“Friends with benefits”
When I hear that phrase what I actually hear is: “Friends with benefits … (wink wink, nudge nudge, snicker snicker)”. The phrase connotes a certain self-centeredness. It is a one-sided, one-way description of relationship. When the phrase is used by the one speaking it, that one is never the one “with” the benefits. Rather they are the one “receiving” the benefits, right? It’s definitely one of “what I can take from the relationship” not “what am I contributing to the relationship”.
It’s not a very positive message, in my opinion, but it got me thinking. What does that phrase sound like, what does it look like, from the third-person point of view? Is there any difference if it is used to describe a person without the self-centeredness undertone? What if we insert a comma in just the right spot? “Friends, with benefits.” Looking at it in that light, the tone and meaning changes dramatically from selfishness to one of recovery, redemption and grace. It turns into an apt description of those progressing toward wholeness in life.
I attended a wedding not too long ago. Two friends I’ve known for several years. Two friends I’ve been privileged to get to know on a deeper level. Two friends I met in recovery. They met in recovery, fell in love in recovery and are building a life together … based on the principles of recovery.
Years ago, that kind of life would have been unfathomable. Years ago, addiction tore, tattered, bruised and shattered their lives like it did mine. It was unrecognizable from the whole life they experience today. Today, although it sometimes seems drab, mundane and unexciting, the possibilities are limitless in their new, redeemed lives. Marriage, new careers, family, travel, adventures, friendships and hope are all blessings for them.
In recovery, especially in early recovery, we’re fortunate to be employed and employable. Lord knows we weren’t the most trustworthy or reliable people when addiction ravaged our lives. Because we weren’t dependable we were unable to hold down a job which led to feelings of worthlessness and despair. That, in turn, caused us to dive deeper into our addiction in order to numb those feelings.
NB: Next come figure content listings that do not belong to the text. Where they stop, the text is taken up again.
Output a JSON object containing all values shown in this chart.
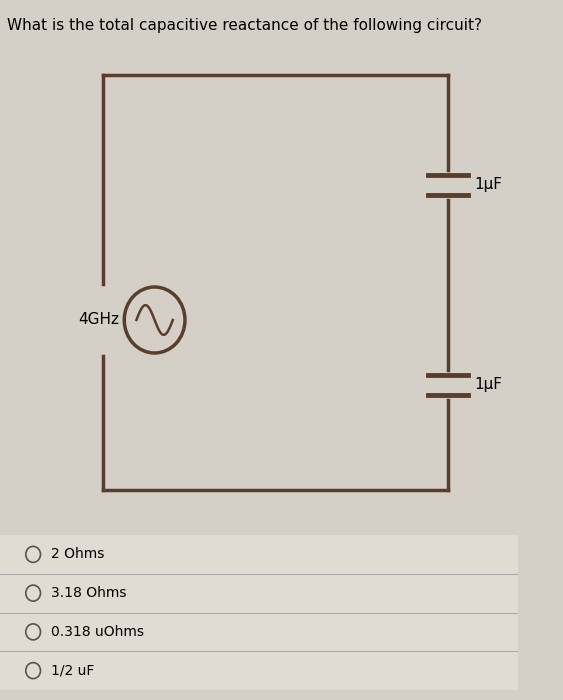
{
  "title": "What is the total capacitive reactance of the following circuit?",
  "title_fontsize": 11,
  "bg_color": "#d4cfc7",
  "source_label": "4GHz",
  "cap1_label": "1μF",
  "cap2_label": "1μF",
  "options": [
    "2 Ohms",
    "3.18 Ohms",
    "0.318 uOhms",
    "1/2 uF"
  ],
  "line_color": "#5a3e2b",
  "line_width": 2.5
}
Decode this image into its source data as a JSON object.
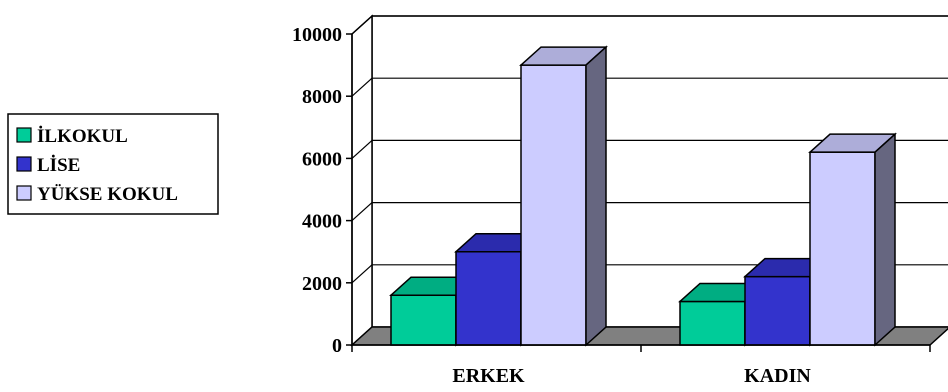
{
  "chart_data": {
    "type": "bar",
    "categories": [
      "ERKEK",
      "KADIN"
    ],
    "series": [
      {
        "name": "İLKOKUL",
        "values": [
          1600,
          1400
        ],
        "color": "#00CC99"
      },
      {
        "name": "LİSE",
        "values": [
          3000,
          2200
        ],
        "color": "#3333CC"
      },
      {
        "name": "YÜKSE KOKUL",
        "values": [
          9000,
          6200
        ],
        "color": "#CCCCFF"
      }
    ],
    "yticks": [
      "0",
      "2000",
      "4000",
      "6000",
      "8000",
      "10000"
    ],
    "ylim": [
      0,
      10000
    ],
    "grid": true,
    "legend_position": "left",
    "three_d": true
  }
}
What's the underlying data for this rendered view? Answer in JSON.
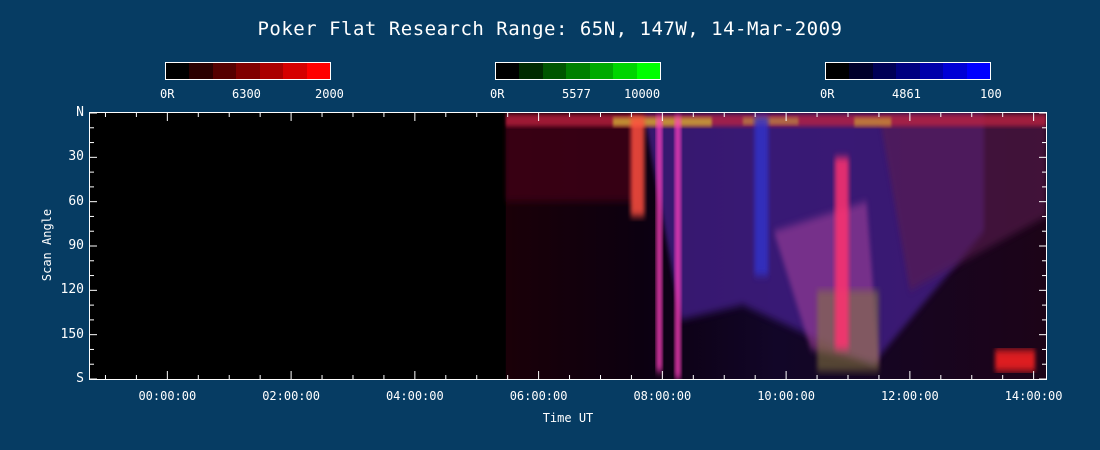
{
  "title": "Poker Flat Research Range: 65N, 147W, 14-Mar-2009",
  "colorbars": [
    {
      "label_min": "0R",
      "label_mid": "6300",
      "label_max": "2000",
      "colors": [
        "#000000",
        "#2a0000",
        "#550000",
        "#800000",
        "#aa0000",
        "#d50000",
        "#ff0000"
      ]
    },
    {
      "label_min": "0R",
      "label_mid": "5577",
      "label_max": "10000",
      "colors": [
        "#000000",
        "#002a00",
        "#005500",
        "#008000",
        "#00aa00",
        "#00d500",
        "#00ff00"
      ]
    },
    {
      "label_min": "0R",
      "label_mid": "4861",
      "label_max": "100",
      "colors": [
        "#000000",
        "#00002a",
        "#000055",
        "#000080",
        "#0000aa",
        "#0000d5",
        "#0000ff"
      ]
    }
  ],
  "chart_data": {
    "type": "heatmap",
    "title": "Poker Flat Research Range: 65N, 147W, 14-Mar-2009",
    "xlabel": "Time UT",
    "ylabel": "Scan Angle",
    "xlim_hours": [
      -1.25,
      14.2
    ],
    "ylim_deg": [
      0,
      180
    ],
    "x_ticks": [
      "00:00:00",
      "02:00:00",
      "04:00:00",
      "06:00:00",
      "08:00:00",
      "10:00:00",
      "12:00:00",
      "14:00:00"
    ],
    "y_ticks": [
      "N",
      "30",
      "60",
      "90",
      "120",
      "150",
      "S"
    ],
    "data_start_hour": 5.47,
    "emission_channels": [
      {
        "wavelength": "6300",
        "color": "red"
      },
      {
        "wavelength": "5577",
        "color": "green"
      },
      {
        "wavelength": "4861",
        "color": "blue"
      }
    ],
    "features": [
      {
        "hour": 7.6,
        "scan_angle_from": 2,
        "scan_angle_to": 70,
        "dominant": "red/yellow"
      },
      {
        "hour": 7.95,
        "scan_angle_from": 2,
        "scan_angle_to": 175,
        "dominant": "magenta"
      },
      {
        "hour": 8.25,
        "scan_angle_from": 2,
        "scan_angle_to": 180,
        "dominant": "magenta"
      },
      {
        "hour": 9.6,
        "scan_angle_from": 2,
        "scan_angle_to": 110,
        "dominant": "blue"
      },
      {
        "hour": 10.9,
        "scan_angle_from": 30,
        "scan_angle_to": 160,
        "dominant": "red/purple"
      },
      {
        "hour": 13.7,
        "scan_angle_from": 160,
        "scan_angle_to": 175,
        "dominant": "red"
      }
    ]
  }
}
I ran into a young adult in town a while back. She used to work at a local eatery but I hadn’t seen her there in a while. I came to find out that she has a new job. It’s a better job. The job carries more responsibility. She smiled as she told me she now works in a bank. While she was describing her new job she was visibly animated and excited about the direction in which her life was heading. I could see the positive effects on her self-confidence and self-image. The blessings of improved self-worth was a catalyst to her further growth and she could sense it.
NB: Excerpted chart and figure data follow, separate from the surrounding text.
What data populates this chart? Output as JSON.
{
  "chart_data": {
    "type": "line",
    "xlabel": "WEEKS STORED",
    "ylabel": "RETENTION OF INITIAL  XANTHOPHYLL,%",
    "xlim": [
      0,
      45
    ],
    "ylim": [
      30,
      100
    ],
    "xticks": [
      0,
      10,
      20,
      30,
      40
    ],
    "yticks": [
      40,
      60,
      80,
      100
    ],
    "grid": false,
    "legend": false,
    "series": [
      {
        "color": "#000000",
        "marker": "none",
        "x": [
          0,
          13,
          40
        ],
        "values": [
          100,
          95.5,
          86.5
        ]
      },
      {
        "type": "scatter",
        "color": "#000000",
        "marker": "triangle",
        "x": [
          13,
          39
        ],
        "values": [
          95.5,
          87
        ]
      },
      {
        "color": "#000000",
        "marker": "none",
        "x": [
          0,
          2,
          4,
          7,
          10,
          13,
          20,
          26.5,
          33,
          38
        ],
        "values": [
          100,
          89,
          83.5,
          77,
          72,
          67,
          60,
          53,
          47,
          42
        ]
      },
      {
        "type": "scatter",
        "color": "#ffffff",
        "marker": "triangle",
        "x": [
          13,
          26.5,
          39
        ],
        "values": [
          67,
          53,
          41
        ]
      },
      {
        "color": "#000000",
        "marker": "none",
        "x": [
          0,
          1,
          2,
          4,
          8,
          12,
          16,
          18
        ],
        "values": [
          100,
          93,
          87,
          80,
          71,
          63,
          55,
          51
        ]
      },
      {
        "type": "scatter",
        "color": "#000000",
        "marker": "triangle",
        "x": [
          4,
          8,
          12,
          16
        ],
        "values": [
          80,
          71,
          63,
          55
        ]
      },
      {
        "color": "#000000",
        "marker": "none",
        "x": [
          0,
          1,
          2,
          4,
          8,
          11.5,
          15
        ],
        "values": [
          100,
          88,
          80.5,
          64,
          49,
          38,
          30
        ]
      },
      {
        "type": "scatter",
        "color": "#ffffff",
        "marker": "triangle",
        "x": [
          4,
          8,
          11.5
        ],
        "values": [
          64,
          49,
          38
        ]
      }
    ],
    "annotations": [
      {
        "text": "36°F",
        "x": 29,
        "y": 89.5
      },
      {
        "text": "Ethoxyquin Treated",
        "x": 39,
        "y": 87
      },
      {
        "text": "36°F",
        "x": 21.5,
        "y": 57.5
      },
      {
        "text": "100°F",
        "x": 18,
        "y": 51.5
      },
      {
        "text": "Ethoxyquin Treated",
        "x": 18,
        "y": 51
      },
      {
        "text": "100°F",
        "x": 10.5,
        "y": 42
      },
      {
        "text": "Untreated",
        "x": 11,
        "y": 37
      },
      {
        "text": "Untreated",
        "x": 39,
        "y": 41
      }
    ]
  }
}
I was at a meeting recently. A friend was celebrating 20 years in recovery and the room was filled with well-wishers and loved ones. One of the speakers that evening related a recent incident that occurred in a market parking lot. Someone called out his name and when he turned he saw someone he used with in the past. She was drawn, disheveled and desperate as she begged for money. It served as a reminder of where we were in our addiction – slaves – and that we have an obligation to help the still sick and suffering. How grateful we must be that we are free souls in recovery, one day at a time.
We don’t ever have to be suffering in addiction again. We are people in recovery who get another chance to live again. We don’t get a pass on the trials in life just because we are in recovery. We just learn how to get through those tough times. We are blessed to experience everything life has to offer – the good and the challenging.
The celebrant’s family were at the meeting too. Mom had the opportunity to say a few words. The gist of what she said was: lots of mistakes were made along the way but we’re in a better place now; just know that you are loved, then and now. I could feel my own Mom speaking those same words to me that night, at that moment.
“I love you Philip.”
“I love you too, Mom.”
Hugs and kisses across eternity.
Friends with benefits? No.
Friends with blessings. I like that much better.